Third, those who say Wajahat is being employed as a pawn are incorrect. Give him his respect. He knows exactly what he is doing. Many people have kindly reached out to him and he has rejected the pleas of those infinitely more knowledgeable than him about Palestine. He is making informed decisions, despite his insouciant invitations for dialogue.

Fourth, he regularly points out various biases, including in media and in movies, against Muslims. On the other hand, he disregards the reality that these biases intersect with Palestine and that the Zionists need to garner support for their regime by vilifying Muslims and Arabs. Again, these biases cannot be an error that gets resolved with statements assuring his critics that he is praying for everybody.

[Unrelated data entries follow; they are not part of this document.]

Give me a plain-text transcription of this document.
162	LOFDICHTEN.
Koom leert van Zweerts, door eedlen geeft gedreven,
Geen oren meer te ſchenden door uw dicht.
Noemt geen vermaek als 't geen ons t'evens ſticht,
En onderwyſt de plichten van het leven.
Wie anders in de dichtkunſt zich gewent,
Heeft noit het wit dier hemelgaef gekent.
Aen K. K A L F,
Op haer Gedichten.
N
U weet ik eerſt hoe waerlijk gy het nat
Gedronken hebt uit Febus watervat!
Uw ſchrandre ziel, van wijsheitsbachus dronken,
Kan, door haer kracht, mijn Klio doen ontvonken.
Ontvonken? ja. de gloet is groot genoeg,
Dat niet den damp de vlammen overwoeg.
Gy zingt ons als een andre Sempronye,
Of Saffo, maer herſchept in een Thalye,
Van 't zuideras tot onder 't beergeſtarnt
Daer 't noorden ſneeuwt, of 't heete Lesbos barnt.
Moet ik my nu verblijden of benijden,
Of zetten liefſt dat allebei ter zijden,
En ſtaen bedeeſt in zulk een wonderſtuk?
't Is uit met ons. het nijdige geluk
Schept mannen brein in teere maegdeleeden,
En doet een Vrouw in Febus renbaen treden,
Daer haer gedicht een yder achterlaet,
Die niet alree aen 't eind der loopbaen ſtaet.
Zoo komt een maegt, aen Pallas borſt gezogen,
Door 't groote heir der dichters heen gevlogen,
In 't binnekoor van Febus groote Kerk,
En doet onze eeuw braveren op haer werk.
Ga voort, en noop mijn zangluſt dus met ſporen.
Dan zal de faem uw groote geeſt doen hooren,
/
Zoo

Fifth, for the uninformed, the article and documentary obfuscate numerous issues. For the informed, contrary to any solipsistic pretension of Wajahat, there is little contribution to any discussion/debate.

Of course, he is entitled to his own opinions. The many organizations that are boycotting him and his collaborators are equally entitled to their rightful position.

Finally, he is, however, not entitled to skew the record and the righteous activism of the MSA at Berkeley; to directly and indirectly disparage our teachers; to exaggerate his own role and experiences at Berkeley; to project his own moral, spiritual, and intellectual failings as an undergraduate and adult on to others; and to day trade on the Palestinian cause in a deceitful and inaccurate manner to advance his own career.